Auf die Tragschale wurden eine bituminöse Abdichtung und eine Lage XPS-Dämmung aufgebracht. Die abschließende, 4,0 cm dicke, zweilagig bewehrte Carbonbeton-Wetterschale ist mit GFK-Pins mit der Tragschale verbunden. Um den Verbund zwischen textiler Faserbewehrung und Beton zu verbessern und gleichzeitig die zu erwartenden Rissweiten und -abstände zu minimieren, wurde die Carbonbewehrung zusätzlich besandet. Weiterhin wurde eine konstruktive Schutzbewehrung aus einem Glasgitterarmierungsgewebe 5 mm unter der Oberfläche der Wetterschale eingebaut.
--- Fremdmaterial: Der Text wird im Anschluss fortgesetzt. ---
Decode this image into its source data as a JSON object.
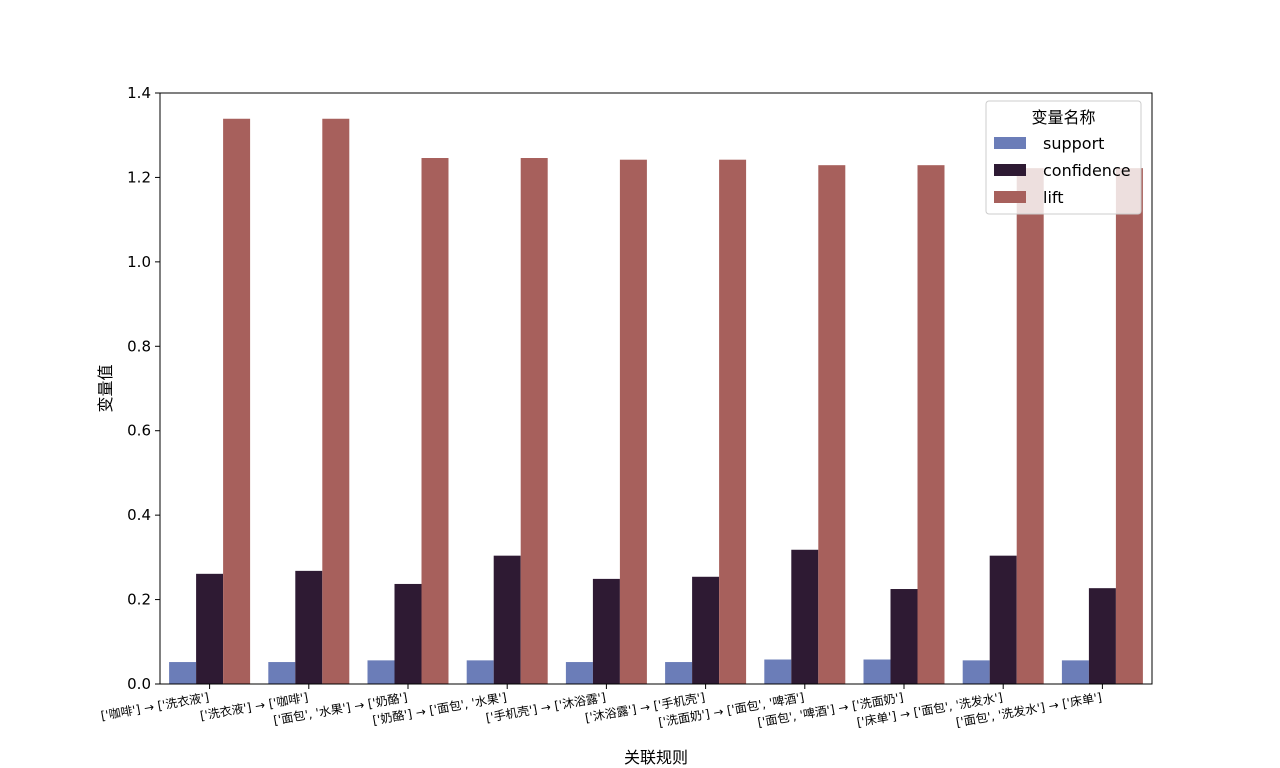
{
  "chart_data": {
    "type": "bar",
    "categories": [
      "['咖啡'] → ['洗衣液']",
      "['洗衣液'] → ['咖啡']",
      "['面包', '水果'] → ['奶酪']",
      "['奶酪'] → ['面包', '水果']",
      "['手机壳'] → ['沐浴露']",
      "['沐浴露'] → ['手机壳']",
      "['洗面奶'] → ['面包', '啤酒']",
      "['面包', '啤酒'] → ['洗面奶']",
      "['床单'] → ['面包', '洗发水']",
      "['面包', '洗发水'] → ['床单']"
    ],
    "series": [
      {
        "name": "support",
        "color": "#6b7db8",
        "values": [
          0.052,
          0.052,
          0.056,
          0.056,
          0.052,
          0.052,
          0.058,
          0.058,
          0.056,
          0.056
        ]
      },
      {
        "name": "confidence",
        "color": "#2e1a33",
        "values": [
          0.261,
          0.268,
          0.237,
          0.304,
          0.249,
          0.254,
          0.318,
          0.225,
          0.304,
          0.227
        ]
      },
      {
        "name": "lift",
        "color": "#a7605c",
        "values": [
          1.339,
          1.339,
          1.246,
          1.246,
          1.242,
          1.242,
          1.229,
          1.229,
          1.222,
          1.222
        ]
      }
    ],
    "xlabel": "关联规则",
    "ylabel": "变量值",
    "ylim": [
      0,
      1.4
    ],
    "yticks": [
      "0.0",
      "0.2",
      "0.4",
      "0.6",
      "0.8",
      "1.0",
      "1.2",
      "1.4"
    ],
    "legend": {
      "title": "变量名称",
      "placement": "top-right"
    },
    "grid": false
  }
}
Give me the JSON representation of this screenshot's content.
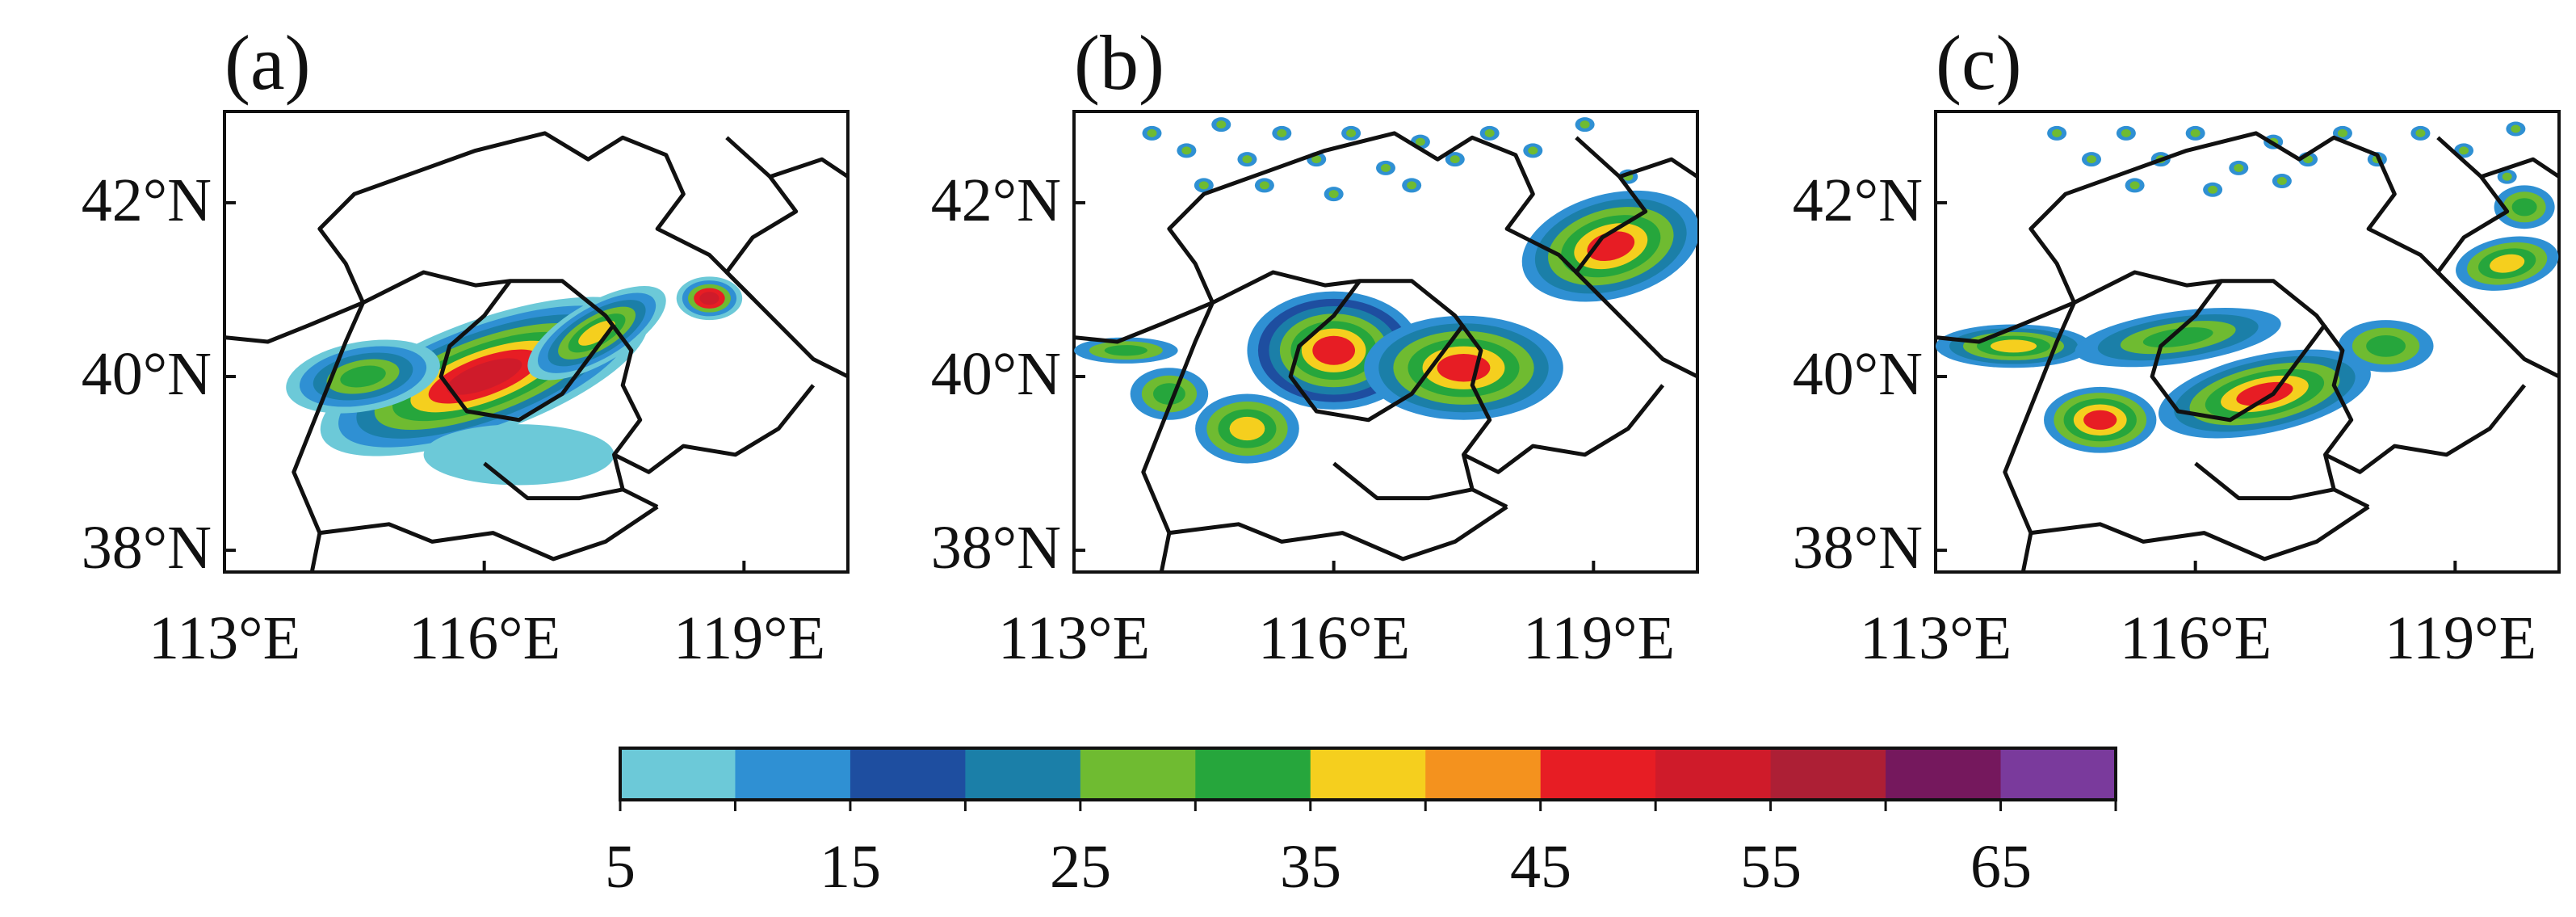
{
  "panels": [
    {
      "label": "(a)",
      "lat_ticks": [
        "42°N",
        "40°N",
        "38°N"
      ],
      "lon_ticks": [
        "113°E",
        "116°E",
        "119°E"
      ],
      "blobs": [
        {
          "lon": 116.0,
          "lat": 40.0,
          "rlon": 2.0,
          "rlat": 0.65,
          "rot": -20,
          "levels": [
            0,
            1,
            3,
            4,
            5,
            6,
            8,
            9
          ]
        },
        {
          "lon": 114.6,
          "lat": 40.0,
          "rlon": 0.9,
          "rlat": 0.4,
          "rot": -10,
          "levels": [
            0,
            1,
            3,
            4,
            5
          ]
        },
        {
          "lon": 117.3,
          "lat": 40.5,
          "rlon": 0.9,
          "rlat": 0.35,
          "rot": -30,
          "levels": [
            0,
            1,
            3,
            4,
            5,
            6
          ]
        },
        {
          "lon": 118.6,
          "lat": 40.9,
          "rlon": 0.38,
          "rlat": 0.25,
          "rot": 0,
          "levels": [
            0,
            1,
            4,
            8,
            9
          ]
        },
        {
          "lon": 116.4,
          "lat": 39.1,
          "rlon": 1.1,
          "rlat": 0.35,
          "rot": 0,
          "levels": [
            0
          ]
        }
      ]
    },
    {
      "label": "(b)",
      "lat_ticks": [
        "42°N",
        "40°N",
        "38°N"
      ],
      "lon_ticks": [
        "113°E",
        "116°E",
        "119°E"
      ],
      "blobs": [
        {
          "lon": 116.0,
          "lat": 40.3,
          "rlon": 1.0,
          "rlat": 0.68,
          "rot": 0,
          "levels": [
            1,
            2,
            3,
            4,
            5,
            6,
            8
          ]
        },
        {
          "lon": 117.5,
          "lat": 40.1,
          "rlon": 1.15,
          "rlat": 0.6,
          "rot": 0,
          "levels": [
            1,
            3,
            4,
            5,
            6,
            8
          ]
        },
        {
          "lon": 115.0,
          "lat": 39.4,
          "rlon": 0.6,
          "rlat": 0.4,
          "rot": 0,
          "levels": [
            1,
            4,
            5,
            6
          ]
        },
        {
          "lon": 114.1,
          "lat": 39.8,
          "rlon": 0.45,
          "rlat": 0.3,
          "rot": 0,
          "levels": [
            1,
            4,
            5
          ]
        },
        {
          "lon": 113.6,
          "lat": 40.3,
          "rlon": 0.6,
          "rlat": 0.15,
          "rot": 0,
          "levels": [
            1,
            4,
            5
          ]
        },
        {
          "lon": 119.2,
          "lat": 41.5,
          "rlon": 1.05,
          "rlat": 0.6,
          "rot": -15,
          "levels": [
            1,
            3,
            4,
            5,
            6,
            8
          ]
        }
      ],
      "speckles": [
        [
          113.9,
          42.8
        ],
        [
          114.3,
          42.6
        ],
        [
          114.7,
          42.9
        ],
        [
          115.0,
          42.5
        ],
        [
          115.4,
          42.8
        ],
        [
          115.8,
          42.5
        ],
        [
          116.2,
          42.8
        ],
        [
          116.6,
          42.4
        ],
        [
          117.0,
          42.7
        ],
        [
          117.4,
          42.5
        ],
        [
          117.8,
          42.8
        ],
        [
          118.3,
          42.6
        ],
        [
          118.9,
          42.9
        ],
        [
          114.5,
          42.2
        ],
        [
          115.2,
          42.2
        ],
        [
          116.0,
          42.1
        ],
        [
          116.9,
          42.2
        ],
        [
          119.4,
          42.3
        ]
      ]
    },
    {
      "label": "(c)",
      "lat_ticks": [
        "42°N",
        "40°N",
        "38°N"
      ],
      "lon_ticks": [
        "113°E",
        "116°E",
        "119°E"
      ],
      "blobs": [
        {
          "lon": 113.9,
          "lat": 40.35,
          "rlon": 0.9,
          "rlat": 0.25,
          "rot": 0,
          "levels": [
            1,
            3,
            4,
            5,
            6
          ]
        },
        {
          "lon": 115.8,
          "lat": 40.45,
          "rlon": 1.2,
          "rlat": 0.3,
          "rot": -8,
          "levels": [
            1,
            3,
            4,
            5
          ]
        },
        {
          "lon": 114.9,
          "lat": 39.5,
          "rlon": 0.65,
          "rlat": 0.38,
          "rot": 0,
          "levels": [
            1,
            4,
            5,
            6,
            8
          ]
        },
        {
          "lon": 116.8,
          "lat": 39.8,
          "rlon": 1.25,
          "rlat": 0.45,
          "rot": -12,
          "levels": [
            1,
            3,
            4,
            5,
            6,
            8
          ]
        },
        {
          "lon": 118.2,
          "lat": 40.35,
          "rlon": 0.55,
          "rlat": 0.3,
          "rot": 0,
          "levels": [
            1,
            4,
            5
          ]
        },
        {
          "lon": 119.6,
          "lat": 41.3,
          "rlon": 0.6,
          "rlat": 0.3,
          "rot": -10,
          "levels": [
            1,
            4,
            5,
            6
          ]
        },
        {
          "lon": 119.8,
          "lat": 41.95,
          "rlon": 0.35,
          "rlat": 0.25,
          "rot": 0,
          "levels": [
            1,
            4,
            5
          ]
        }
      ],
      "speckles": [
        [
          114.4,
          42.8
        ],
        [
          114.8,
          42.5
        ],
        [
          115.2,
          42.8
        ],
        [
          115.6,
          42.5
        ],
        [
          116.0,
          42.8
        ],
        [
          116.5,
          42.4
        ],
        [
          116.9,
          42.7
        ],
        [
          117.3,
          42.5
        ],
        [
          117.7,
          42.8
        ],
        [
          118.1,
          42.5
        ],
        [
          118.6,
          42.8
        ],
        [
          119.1,
          42.6
        ],
        [
          119.7,
          42.85
        ],
        [
          115.3,
          42.2
        ],
        [
          116.2,
          42.15
        ],
        [
          117.0,
          42.25
        ],
        [
          119.6,
          42.3
        ]
      ]
    }
  ],
  "colorbar": {
    "colors": [
      "#6cc9d8",
      "#2f90d3",
      "#1e4ea0",
      "#1b7fa8",
      "#6fbb31",
      "#26a63c",
      "#f5cf1e",
      "#f4921e",
      "#e71d24",
      "#cf1b2a",
      "#ad1f35",
      "#75185d",
      "#7a3a9c"
    ],
    "tick_labels": [
      "5",
      "15",
      "25",
      "35",
      "45",
      "55",
      "65"
    ]
  }
}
Die TWIST-Schalen enden mit 8 m langen, über das Gebäude hinausragenden Flügelwänden. Sie sind ähnlich wie die zweischaligen Tragschalen ausgebildet. Ihre Dicke verringert sich von 44,0 cm am TWIST-Anschluss auf 6,0 cm an der Spitze.
Die Herstellung der beiden TWIST-Elemente erfolgte im Nassspritzverfahren gegen eine einseitige Holzschalung aus segmentierten und aneinander gereihten Mehrschichttafeln entsprechend der mathematischen Geradenschar, die die Krümmung und Gestalt der Regelfläche definierten. Der Spritzbeton C50/60 mit 2 mm Größtkorn musste höchste Sichtbetonqualität erfüllen, bspw. im Hinblick auf Versätze an Arbeitsfugen, Porigkeit und Gleichmäßigkeit des Farbtons. Die Außenhaut der nicht geschalten Seite wurde händisch geglättet. Abschließend erhielt die Oberfläche einen Graffitischutz als Imprägnierung.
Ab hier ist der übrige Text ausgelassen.